The videos appear to have come from Cameo, the celebrity greeting app, which was caught in an earlier Russian campaign disclosed by Microsoft in December.
A spokesperson for Paramount Pictures said no one named Brian Wilson worked at the studio. A spokesperson for Cameo said Monday that the company was not aware of the videos but added, “As a general rule, when posts that misuse Cameo-sourced content are brought to our attention, we request their departure from the platform in question.” Later that day, two videos on the X account were blocked for violating intellectual property rights. X later suspended the account.

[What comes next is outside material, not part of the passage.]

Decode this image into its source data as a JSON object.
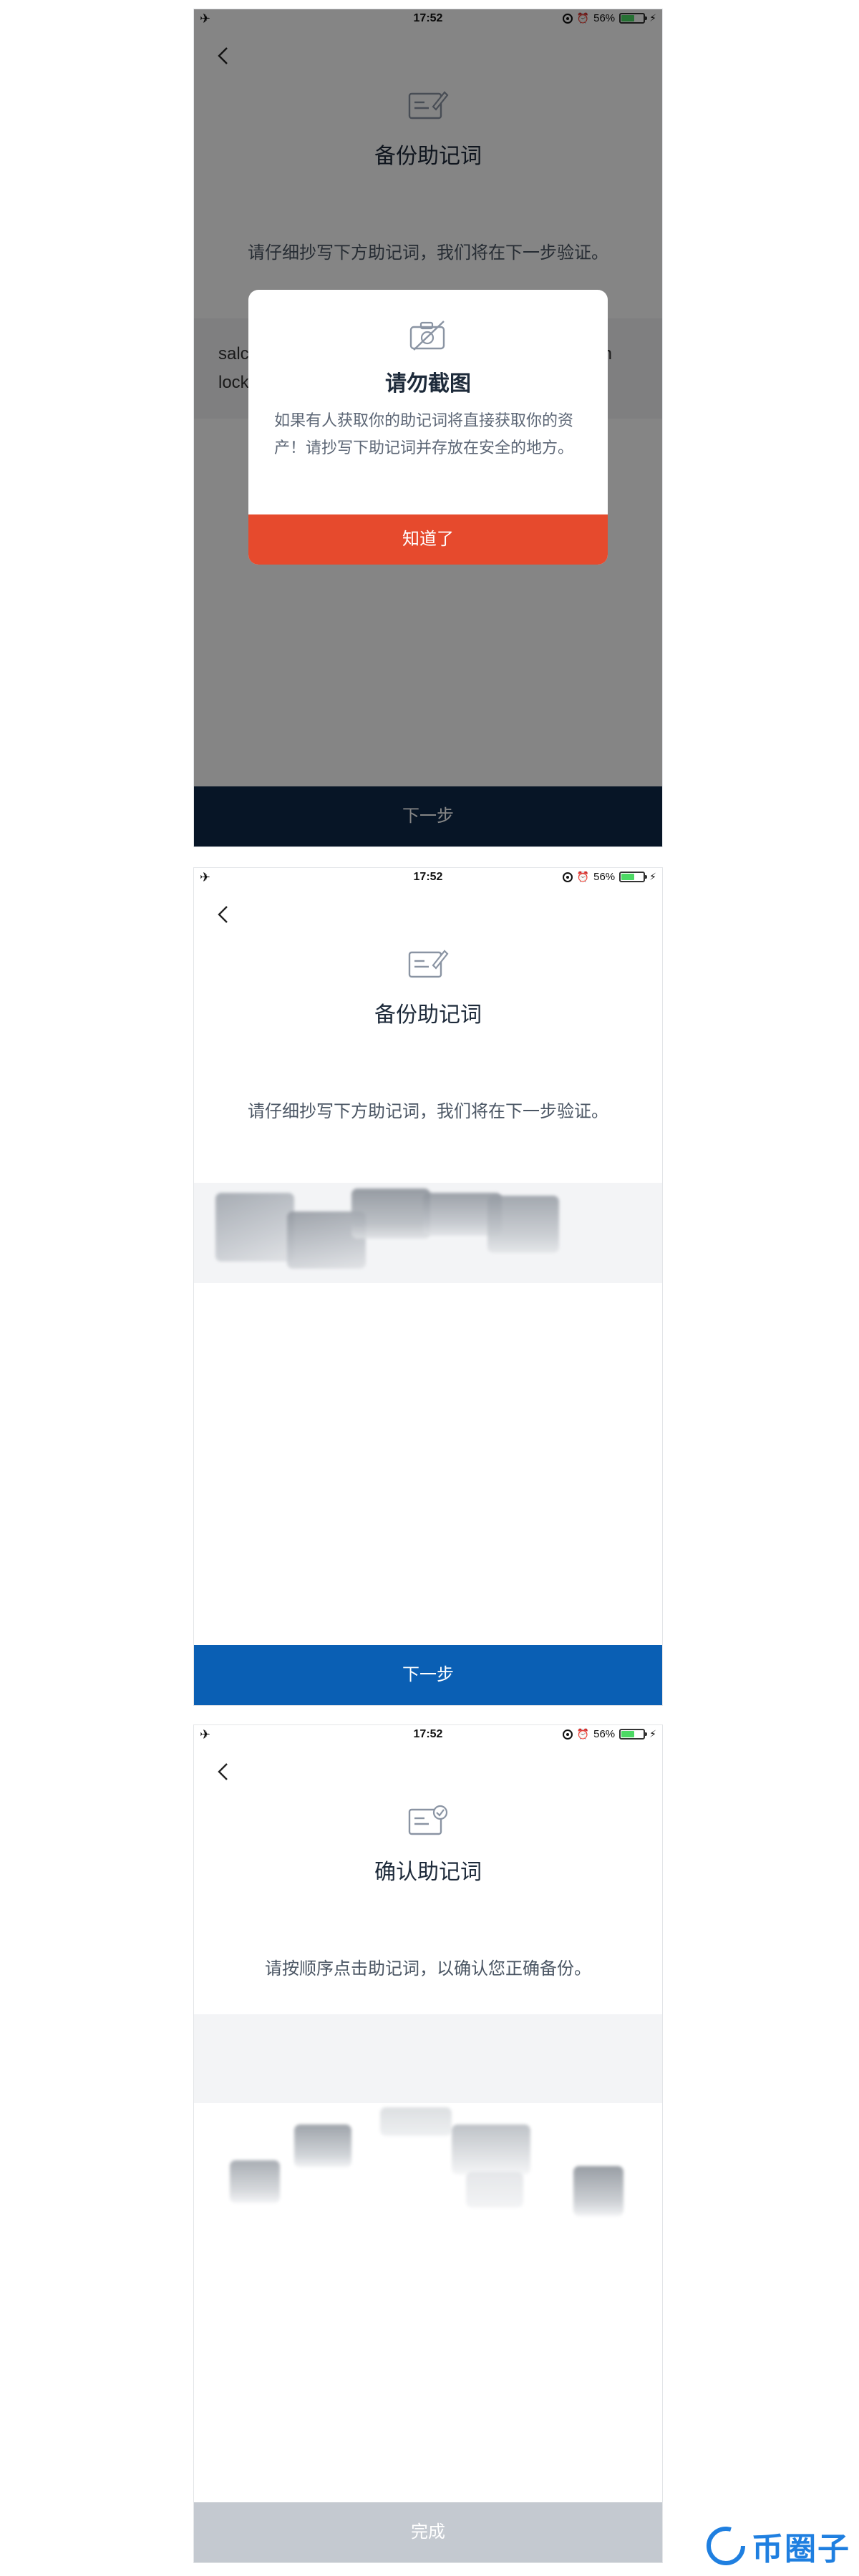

Posts about the movie went viral on Telegram. Many users cited the actual New York Daily News as the source and said it highlighted the abuse of Western financial aid in Ukraine’s war against Russia. The narrative was also fueled by outlets formerly linked to Russian intelligence agencies, including NewsFront and Politnavigator, said Clint Watts, general manager of Microsoft’s Threat Analysis Center.
Articles typically get hundreds of posts on various platforms, including X, Facebook and Telegram, as well as Reddit, Gab and Truth Social, though it’s hard to measure the exact reach. Together, they can reach thousands of readers, even millions in theory.
“This is absolutely prelude to the kind of interference we’re going to see in this election cycle,” Mr. Linvill said. “It’s cheap, highly targeted and obviously effective.”
Jeanne Noonan DelMundo contributed reporting.